In this embodiment, a first segmented solar panel 204 includes an array of solar (photovoltaic) cells that provide a panel power output signal on bus 302 that is applied to a first power converter 304. First power converter 304 receives the panel power output signal and provides a converted power output signal on bus 306. A second solar panel 206 provides a panel power output signal on bus 322 to a second power converter 324 which then provides a converted power output signal on bus 326. A third solar panel 208 provides a panel power output signal on bus 342 to a third power converter 344 which then provides a converted power output signal on bus 346. In one embodiment, power converters 304, 324, and 344 are current-mode pulse width modulator (PWM) DC/DC converters, but this implementation is not limiting.

The converted power output signals on buses (306, 326, 346) are combined and applied to an array output bus 308 to supply a common battery or regulated voltage bus 310 to provide power to a satellite or other system (e.g., satellite system 200). Unidirectional current flow devices (not shown), such as diodes, may be used to ensure current flows only in one direction from the power converter output buses (306, 326, 346) to the array output bus 308. In this embodiment, battery 310 may be a storage battery for retaining and delivering accumulated electrical energy.

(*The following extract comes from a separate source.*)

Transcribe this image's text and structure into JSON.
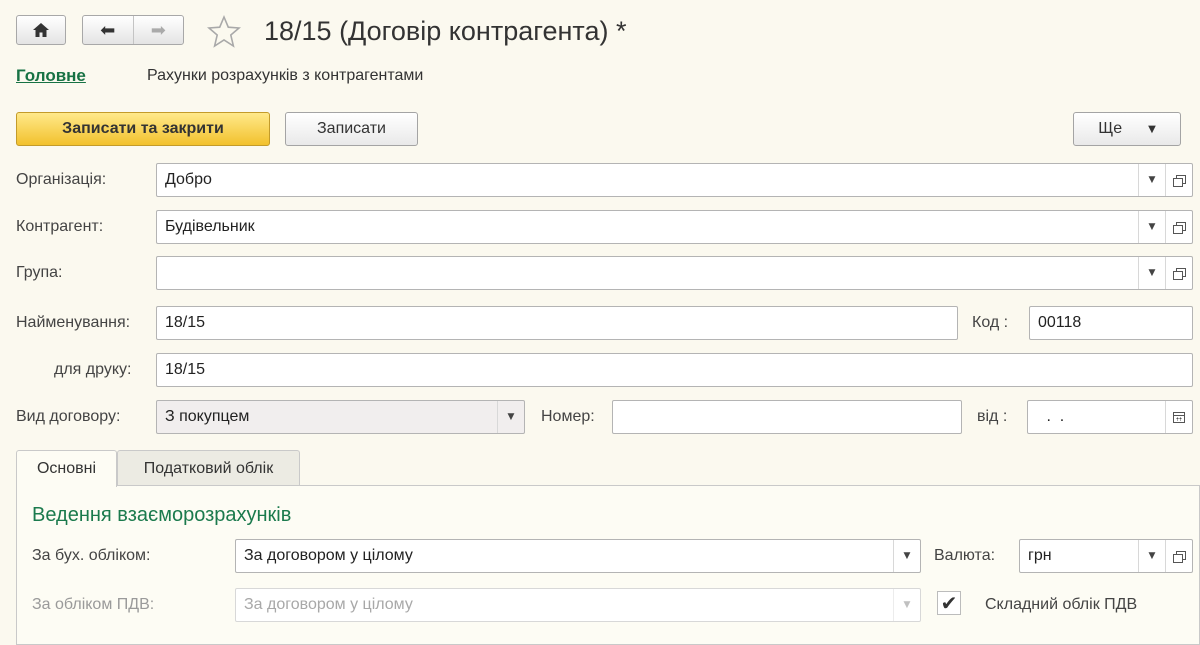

While only three solar panels (204, 206, 208) are shown in FIG. 3, this is not considered limiting. The actual number of solar panels may include more than thirty-two panels or independent panel segments. The distributed or segmented nature of the power system includes the benefit that the panel power output signal of a segmented solar panel, or the output signal of a group of solar panels at a same operating point, may be applied to a power converter that can produce a converted power output signal as a function of the individual operating point of the associated panel or group of panels.

A back off control unit 312 can be used to vary the current output of one or more power converters in order to reduce the power output of the PPT system in the event that the total power supplied by the solar array exceeds the total power demand comprising the combined system load and available storage capacity. As an example, a first back off control signal on control line 314 can be asserted to vary the power output from first power converter 304. Back off control unit 312 can be used to control second power converter 324 and/or third power converter 344 in a similar fashion.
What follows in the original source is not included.